In Eagle v. Morgan (E.D. Penn. March 12, 2013), a banking company was found liable for infringing the publicity rights of its former CEO, Dr. Eagle. When Eagle left her position, the company used her password to access her LinkedIn account and lock her out of it. They then replaced her information with that of the new CEO. For a period of several weeks, therefore, whenever someone searched for Eagle and followed the link to her profile, they found the information for her replacement instead.
This decision is significant for several reasons. First, it underscores a trend I’ve written and spoken about often, which is the growing significance of publicity rights in social media. By definition, these media function by sharing information from and about individuals. The body of law that governs how individuals’ identities are used, therefore, cannot help but be important to activities in that media. We have seen several such cases so far, and will certainly see more in the near future.
Second, this decision sheds more light on the types of evidence to which courts will look in determining whether an individual’s identity has “commercial value”–which is typically a prerequisite to the existence of actionable publicity rights–in today’s digital economy. Here, the court found that Dr. Eagle’s identity “has commercial value due to her investment of time and effort in developing her reputation in the banking education industry. She testified that she is a published authority, has been quoted in others’ publications, and has presented at conferences. Further, … [she] had extensive experience in the banking education industry and generated substantial annual sales.” Those factors could be applied just as easily to executives and professionals in all sorts of industries (cough, even me, cough), meaning that this is risk factor that every employer should take to heart when publishing in social media.
Third, in concluding that the employer’s actions in commandeering Eagle’s LinkedIn account were unjustified, the court repeatedly points out that the employer–although clearly concerned about its employees’ social media presence–did not have a policy in place determining who owned the accounts. The strong implication is that, if the employer had adopted and Eagle had signed a policy making clear the employer’s right to control the account, the result may well have been different. Obviously, we lawyers can’t say it enough: employers, you need to implement a clear social media policy before issues like this arise.
Fourth and finally, Eagle’s victory was a Pyrrhic one. Although she prevailed on multiple counts stemming from the misuse of her likeness, she was awarded a grand total of $0. Why? Because she couldn’t prove that she’s actually been harmed by the diversion of LinkedIn traffic. That wasn’t for lack of trying; Eagle presented detailed reports of her sales revenue for the year in question, and analysis of it had dipped. But the court found her explanation connecting those figures to the employer’s actions “nothing more than creative guesswork based on mere speculation.” Similarly, the court refused to award punitive damages, because Eagle did not present evidence suggesting that her employer had acted out of a malicious intent to injure her.
Employers should take no comfort, though, in Eagle’s failure to collect.
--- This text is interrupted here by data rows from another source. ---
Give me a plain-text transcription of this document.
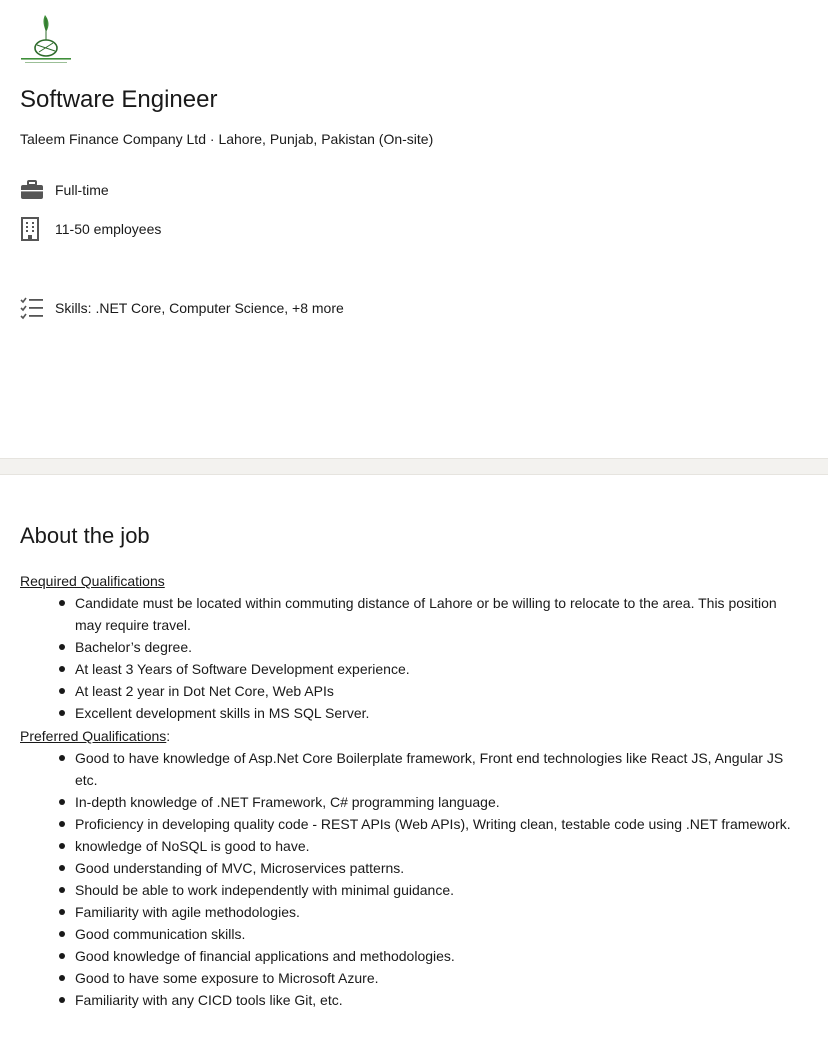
Software Engineer
Taleem Finance Company Ltd · Lahore, Punjab, Pakistan (On-site)
Full-time
11-50 employees
Skills: .NET Core, Computer Science, +8 more
About the job
Required Qualifications
Candidate must be located within commuting distance of Lahore or be willing to relocate to the area. This position may require travel.
Bachelor’s degree.
At least 3 Years of Software Development experience.
At least 2 year in Dot Net Core, Web APIs
Excellent development skills in MS SQL Server.
Preferred Qualifications:
Good to have knowledge of Asp.Net Core Boilerplate framework, Front end technologies like React JS, Angular JS etc.
In-depth knowledge of .NET Framework, C# programming language.
Proficiency in developing quality code - REST APIs (Web APIs), Writing clean, testable code using .NET framework.
knowledge of NoSQL is good to have.
Good understanding of MVC, Microservices patterns.
Should be able to work independently with minimal guidance.
Familiarity with agile methodologies.
Good communication skills.
Good knowledge of financial applications and methodologies.
Good to have some exposure to Microsoft Azure.
Familiarity with any CICD tools like Git, etc.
This case will serve as learning opportunity for future plaintiffs, who may not make the same mistakes she did. Nor did she fall short by much; she presented copious mounts of financial information that another judge may have found more persuasive. Besides, many damage claims do not make it all the way to final resolution by a court; they settle instead. And less than a year ago, Facebook settled a class-action publicity rights lawsuit against it for $20 million. Therefore, the next executive-level plaintiff to bring a publicity rights claim based on use of their likeness in social media may well put all the ingredients of their case together in a way that cooks up a major financial recovery.